Sharing Our Journeys: Phyllis Benjamin, Brno, Czech Republic

 Phyllis Benjamin

Adventures with Mozart: A Journey through Eastern and Western Europe in 1985

After a night on the lumpy, swaybacked mattress at the dreary railroad hotel in Brno, I was open to the possibility of a change. The young librarian at the town archive was friendly and solicitous—a welcome contrast to the bruising treatment I had endured at the State Library in Vienna. He didn’t speak English and I had only phrasebook Czech, but we each spoke enough German to manage. He brought me the manuscripts I needed to examine and asked about my research. Over lunch, we talked about the Mozart opera manuscripts I’d been studying in Poland and Berlin.

When the sleepy archive prepared to close at the end of the day, my new friend Martin wouldn’t hear of my going back to the dumpy hotel. “You’re coming home with me,” he insisted. “We have plenty of room. In fact, you can help me with a little errand. I just have to call my wife to let her know to expect a guest.”

Finding a working phone and getting a call to go through in Czechoslovakia in 1985 was not a trivial task. After half an hour of trying, we gave up and went to meet Martin’s father, who was to help us with our task.

The “little errand” turned out to be a 20-­foot-­long carpet that the family had been awaiting for several months. Luckily, I had checked my bags at the train station, so I had a hand free to help carry. The three of us shouldered the carpet, which felt like a battering ram, and tottered down the narrow street to the bus stop, where we attracted a number of suspicious stares from the crowd of commuters waiting to board.

The bus driver was no more thrilled than the passengers to see us show up with our exotic cargo. He stood by disapprovingly as we wrangled the carpet aboard amid curses, grunts, and mutterings. There was no place for the rug other than smack in the middle of the aisle, so it lay there like a dead elephant while the passengers, with a surreptitious kick or two, climbed over it, sat on it, and piled their own bundles on top of it. Martin’s father took his leave, and I began to wonder how Martin and I were going to unload this beast at the other end.

The bus chugged out of town and started laboring up the winding road to the suburb where Martin’s family lived. I noticed that the bus was articulated, which made perfect sense for going around hairpin turns. Unfortunately, the carpet was not articulated, and it did not want to bend in the middle. Every time the bus whipped around a turn, the ends of the carpet banged against the seats, straining to resist the bus’s V­shape, while the central part snarled and groaned along the developing crease at the bend. By the time we got to the last stop, the rug was hunkered down for dear life, and Martin and I sweated despite the November chill as we pried it loose under the bus driver’s stony glare.
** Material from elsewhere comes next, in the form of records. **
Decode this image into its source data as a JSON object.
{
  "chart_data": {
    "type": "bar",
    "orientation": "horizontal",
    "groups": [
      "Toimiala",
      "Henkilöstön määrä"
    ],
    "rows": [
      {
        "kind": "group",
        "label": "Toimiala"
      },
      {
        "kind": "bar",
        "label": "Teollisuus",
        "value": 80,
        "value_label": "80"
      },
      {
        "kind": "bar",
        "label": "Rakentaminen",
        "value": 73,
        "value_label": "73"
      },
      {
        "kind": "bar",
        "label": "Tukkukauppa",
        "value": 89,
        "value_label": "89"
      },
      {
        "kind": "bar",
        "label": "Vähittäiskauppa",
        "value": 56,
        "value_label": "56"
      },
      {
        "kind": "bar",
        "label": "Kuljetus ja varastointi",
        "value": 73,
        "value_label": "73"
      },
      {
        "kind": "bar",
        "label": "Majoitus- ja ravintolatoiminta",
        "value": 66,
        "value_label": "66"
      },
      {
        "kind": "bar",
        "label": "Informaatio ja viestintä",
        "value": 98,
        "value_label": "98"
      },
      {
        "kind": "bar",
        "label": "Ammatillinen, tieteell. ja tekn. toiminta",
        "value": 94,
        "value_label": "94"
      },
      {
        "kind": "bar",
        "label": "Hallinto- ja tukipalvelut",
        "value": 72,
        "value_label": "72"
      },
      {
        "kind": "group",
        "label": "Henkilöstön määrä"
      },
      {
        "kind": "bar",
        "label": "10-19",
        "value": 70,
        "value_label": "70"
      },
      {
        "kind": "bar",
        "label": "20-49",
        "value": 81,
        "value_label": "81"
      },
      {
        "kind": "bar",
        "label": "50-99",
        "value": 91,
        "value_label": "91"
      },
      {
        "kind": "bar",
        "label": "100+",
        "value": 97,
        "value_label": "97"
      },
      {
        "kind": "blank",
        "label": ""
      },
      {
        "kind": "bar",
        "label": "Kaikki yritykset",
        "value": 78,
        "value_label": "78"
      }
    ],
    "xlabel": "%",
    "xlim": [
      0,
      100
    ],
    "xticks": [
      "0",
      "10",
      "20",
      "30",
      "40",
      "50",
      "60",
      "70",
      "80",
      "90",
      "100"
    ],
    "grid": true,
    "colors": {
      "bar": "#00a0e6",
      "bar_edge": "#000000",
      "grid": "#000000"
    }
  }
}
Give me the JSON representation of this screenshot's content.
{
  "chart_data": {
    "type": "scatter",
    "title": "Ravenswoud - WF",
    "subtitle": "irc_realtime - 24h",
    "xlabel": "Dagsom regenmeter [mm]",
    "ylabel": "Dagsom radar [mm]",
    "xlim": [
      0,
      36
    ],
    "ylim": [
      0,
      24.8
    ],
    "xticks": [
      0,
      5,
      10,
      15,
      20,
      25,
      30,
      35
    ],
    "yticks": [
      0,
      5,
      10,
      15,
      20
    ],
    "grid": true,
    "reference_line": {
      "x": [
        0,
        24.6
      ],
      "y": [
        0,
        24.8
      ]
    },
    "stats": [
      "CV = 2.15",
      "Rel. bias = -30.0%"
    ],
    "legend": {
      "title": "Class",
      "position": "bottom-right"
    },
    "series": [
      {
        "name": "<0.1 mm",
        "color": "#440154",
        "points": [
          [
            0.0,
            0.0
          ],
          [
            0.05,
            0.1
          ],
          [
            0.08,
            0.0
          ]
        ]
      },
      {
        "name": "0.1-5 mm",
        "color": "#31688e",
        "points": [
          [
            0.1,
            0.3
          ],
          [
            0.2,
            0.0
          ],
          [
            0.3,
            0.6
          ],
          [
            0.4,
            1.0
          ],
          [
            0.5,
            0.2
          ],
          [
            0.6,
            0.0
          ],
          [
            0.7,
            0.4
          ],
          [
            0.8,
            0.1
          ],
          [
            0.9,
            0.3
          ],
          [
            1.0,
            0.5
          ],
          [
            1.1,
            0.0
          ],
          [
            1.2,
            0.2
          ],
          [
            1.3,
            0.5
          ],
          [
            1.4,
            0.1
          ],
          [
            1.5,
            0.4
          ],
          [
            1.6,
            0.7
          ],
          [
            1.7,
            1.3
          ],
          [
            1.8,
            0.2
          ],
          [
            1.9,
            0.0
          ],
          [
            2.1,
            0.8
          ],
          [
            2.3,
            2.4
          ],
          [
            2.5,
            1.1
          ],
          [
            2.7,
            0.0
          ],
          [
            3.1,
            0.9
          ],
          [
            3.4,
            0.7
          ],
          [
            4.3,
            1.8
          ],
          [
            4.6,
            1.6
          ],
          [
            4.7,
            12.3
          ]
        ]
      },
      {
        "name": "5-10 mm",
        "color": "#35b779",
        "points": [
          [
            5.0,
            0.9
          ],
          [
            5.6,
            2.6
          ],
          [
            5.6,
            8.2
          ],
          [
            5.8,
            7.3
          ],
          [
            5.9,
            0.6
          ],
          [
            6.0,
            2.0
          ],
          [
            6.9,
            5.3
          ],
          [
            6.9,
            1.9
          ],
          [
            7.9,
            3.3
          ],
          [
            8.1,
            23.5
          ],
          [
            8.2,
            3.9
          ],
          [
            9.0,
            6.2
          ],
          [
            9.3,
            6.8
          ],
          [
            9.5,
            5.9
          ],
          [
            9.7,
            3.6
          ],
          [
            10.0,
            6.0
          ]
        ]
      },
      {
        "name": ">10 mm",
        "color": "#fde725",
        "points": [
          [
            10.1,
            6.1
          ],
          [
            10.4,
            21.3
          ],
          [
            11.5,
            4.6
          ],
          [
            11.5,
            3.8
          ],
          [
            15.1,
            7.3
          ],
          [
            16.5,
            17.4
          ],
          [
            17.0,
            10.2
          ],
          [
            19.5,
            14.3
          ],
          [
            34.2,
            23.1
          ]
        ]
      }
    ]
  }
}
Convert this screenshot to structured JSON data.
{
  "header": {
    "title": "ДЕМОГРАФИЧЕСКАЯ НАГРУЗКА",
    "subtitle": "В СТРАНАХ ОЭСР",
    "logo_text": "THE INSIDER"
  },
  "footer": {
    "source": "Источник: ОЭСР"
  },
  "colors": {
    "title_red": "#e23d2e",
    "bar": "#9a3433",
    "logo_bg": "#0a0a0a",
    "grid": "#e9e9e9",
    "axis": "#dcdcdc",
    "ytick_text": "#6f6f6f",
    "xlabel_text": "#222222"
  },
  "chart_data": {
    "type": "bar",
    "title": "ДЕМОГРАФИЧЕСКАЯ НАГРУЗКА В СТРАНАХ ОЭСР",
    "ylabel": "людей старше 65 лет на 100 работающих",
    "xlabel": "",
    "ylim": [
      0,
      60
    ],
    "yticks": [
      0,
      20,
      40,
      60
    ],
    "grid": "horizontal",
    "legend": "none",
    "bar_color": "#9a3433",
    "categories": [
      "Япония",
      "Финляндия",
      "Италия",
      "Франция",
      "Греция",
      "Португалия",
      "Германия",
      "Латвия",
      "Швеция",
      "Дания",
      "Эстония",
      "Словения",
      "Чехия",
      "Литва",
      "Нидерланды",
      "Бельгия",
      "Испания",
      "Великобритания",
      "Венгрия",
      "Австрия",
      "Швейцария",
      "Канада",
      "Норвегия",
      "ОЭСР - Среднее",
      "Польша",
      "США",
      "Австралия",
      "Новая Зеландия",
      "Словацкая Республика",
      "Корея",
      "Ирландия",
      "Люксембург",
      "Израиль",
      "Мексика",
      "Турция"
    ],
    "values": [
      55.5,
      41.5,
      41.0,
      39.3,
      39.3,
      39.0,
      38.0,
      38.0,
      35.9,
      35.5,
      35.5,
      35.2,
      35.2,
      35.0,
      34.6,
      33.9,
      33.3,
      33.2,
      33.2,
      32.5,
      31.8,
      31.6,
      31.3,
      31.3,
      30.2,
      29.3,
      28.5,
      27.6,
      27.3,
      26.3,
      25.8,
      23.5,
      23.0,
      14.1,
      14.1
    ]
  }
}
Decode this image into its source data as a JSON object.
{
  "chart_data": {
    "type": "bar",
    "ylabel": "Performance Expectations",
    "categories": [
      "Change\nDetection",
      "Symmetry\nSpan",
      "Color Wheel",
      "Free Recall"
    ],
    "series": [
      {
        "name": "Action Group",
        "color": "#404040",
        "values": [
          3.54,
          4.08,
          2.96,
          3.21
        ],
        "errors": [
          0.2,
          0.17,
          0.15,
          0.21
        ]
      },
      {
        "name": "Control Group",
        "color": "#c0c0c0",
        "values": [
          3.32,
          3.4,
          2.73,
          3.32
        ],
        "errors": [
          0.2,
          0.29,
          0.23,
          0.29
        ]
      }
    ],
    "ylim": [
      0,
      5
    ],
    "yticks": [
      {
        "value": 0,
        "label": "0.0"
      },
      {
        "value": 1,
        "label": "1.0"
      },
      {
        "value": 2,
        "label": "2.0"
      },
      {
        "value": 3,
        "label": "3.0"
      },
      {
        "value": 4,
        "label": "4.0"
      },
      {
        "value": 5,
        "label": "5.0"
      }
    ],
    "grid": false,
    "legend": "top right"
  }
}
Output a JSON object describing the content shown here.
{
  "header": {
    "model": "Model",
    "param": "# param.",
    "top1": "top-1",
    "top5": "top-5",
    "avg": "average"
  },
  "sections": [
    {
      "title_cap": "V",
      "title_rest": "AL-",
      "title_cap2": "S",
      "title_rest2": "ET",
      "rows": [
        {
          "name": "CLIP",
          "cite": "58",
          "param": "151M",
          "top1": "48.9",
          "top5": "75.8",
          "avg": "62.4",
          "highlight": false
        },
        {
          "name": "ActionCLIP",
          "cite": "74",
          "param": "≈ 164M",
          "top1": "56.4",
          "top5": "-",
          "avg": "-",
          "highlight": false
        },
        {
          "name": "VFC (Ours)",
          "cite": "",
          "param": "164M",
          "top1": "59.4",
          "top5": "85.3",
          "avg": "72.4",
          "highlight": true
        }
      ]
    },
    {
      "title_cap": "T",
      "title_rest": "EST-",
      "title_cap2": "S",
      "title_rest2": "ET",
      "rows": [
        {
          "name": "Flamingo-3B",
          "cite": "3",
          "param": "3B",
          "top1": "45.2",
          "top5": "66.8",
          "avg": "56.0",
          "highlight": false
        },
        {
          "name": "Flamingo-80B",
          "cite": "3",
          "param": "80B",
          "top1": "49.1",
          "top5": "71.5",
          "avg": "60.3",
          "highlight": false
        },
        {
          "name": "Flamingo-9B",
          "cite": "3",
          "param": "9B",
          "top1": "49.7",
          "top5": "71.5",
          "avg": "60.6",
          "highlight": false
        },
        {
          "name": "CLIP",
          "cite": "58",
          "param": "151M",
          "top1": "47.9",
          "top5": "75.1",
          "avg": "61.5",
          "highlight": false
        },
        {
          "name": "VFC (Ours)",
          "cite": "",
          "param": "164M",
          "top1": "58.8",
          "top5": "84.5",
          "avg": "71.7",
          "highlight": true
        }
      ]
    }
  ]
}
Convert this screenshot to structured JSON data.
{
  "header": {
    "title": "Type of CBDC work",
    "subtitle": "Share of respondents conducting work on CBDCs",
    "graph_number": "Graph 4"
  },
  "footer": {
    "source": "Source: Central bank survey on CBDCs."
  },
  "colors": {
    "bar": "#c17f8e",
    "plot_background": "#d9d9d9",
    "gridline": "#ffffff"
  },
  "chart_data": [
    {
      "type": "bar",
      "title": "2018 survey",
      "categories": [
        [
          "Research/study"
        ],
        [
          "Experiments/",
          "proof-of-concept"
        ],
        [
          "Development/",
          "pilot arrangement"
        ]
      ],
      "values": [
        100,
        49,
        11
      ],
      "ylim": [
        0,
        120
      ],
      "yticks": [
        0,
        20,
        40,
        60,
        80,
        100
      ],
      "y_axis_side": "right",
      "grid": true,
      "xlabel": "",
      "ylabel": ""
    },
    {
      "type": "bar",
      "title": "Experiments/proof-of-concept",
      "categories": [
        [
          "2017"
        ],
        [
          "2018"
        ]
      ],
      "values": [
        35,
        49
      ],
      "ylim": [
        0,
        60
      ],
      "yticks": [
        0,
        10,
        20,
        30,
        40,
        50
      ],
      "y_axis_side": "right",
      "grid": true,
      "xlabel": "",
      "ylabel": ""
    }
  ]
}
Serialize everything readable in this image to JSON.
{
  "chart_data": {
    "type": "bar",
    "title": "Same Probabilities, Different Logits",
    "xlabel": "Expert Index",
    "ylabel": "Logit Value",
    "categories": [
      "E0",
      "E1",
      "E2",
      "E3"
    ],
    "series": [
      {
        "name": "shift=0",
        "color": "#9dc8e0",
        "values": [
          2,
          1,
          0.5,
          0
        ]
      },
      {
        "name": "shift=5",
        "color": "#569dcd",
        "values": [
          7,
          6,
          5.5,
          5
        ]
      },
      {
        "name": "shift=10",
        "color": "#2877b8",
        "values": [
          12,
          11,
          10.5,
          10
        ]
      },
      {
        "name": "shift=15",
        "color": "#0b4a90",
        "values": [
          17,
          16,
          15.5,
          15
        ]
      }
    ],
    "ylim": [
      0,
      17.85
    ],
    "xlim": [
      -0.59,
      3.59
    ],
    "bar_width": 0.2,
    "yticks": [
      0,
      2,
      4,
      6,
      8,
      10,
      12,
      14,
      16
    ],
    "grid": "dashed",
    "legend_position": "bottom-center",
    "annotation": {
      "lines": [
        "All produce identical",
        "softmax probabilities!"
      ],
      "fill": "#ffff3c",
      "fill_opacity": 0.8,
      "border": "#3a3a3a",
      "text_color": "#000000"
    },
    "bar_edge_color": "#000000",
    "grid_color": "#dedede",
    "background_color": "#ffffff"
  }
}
Now it was just the two of us carrying the carpet. Uphill. I plodded along, thinking I must be out of my mind. What was I doing here with a perfect stranger in a remote Slovakian suburb whose name I couldn’t even pronounce, climbing up a small mountain, carrying a rug that was obviously woven out of lead fibers and sized to cover a football field? And what was Martin’s wife going to say when she opened the door and saw the other surprise he had brought home?

“Well, this is it,” Martin announced, lifting his eyes to a square building at the top of another forbidding hill.

“Martin?” I puffed as I struggled to keep my end of the carpet on my shoulder. “What would you have done if I hadn’t stumbled into your library?”

Martin’s words drifted over his shoulder and slid down the carpet back to me. “Why do you think I insisted you come spend the night with us?”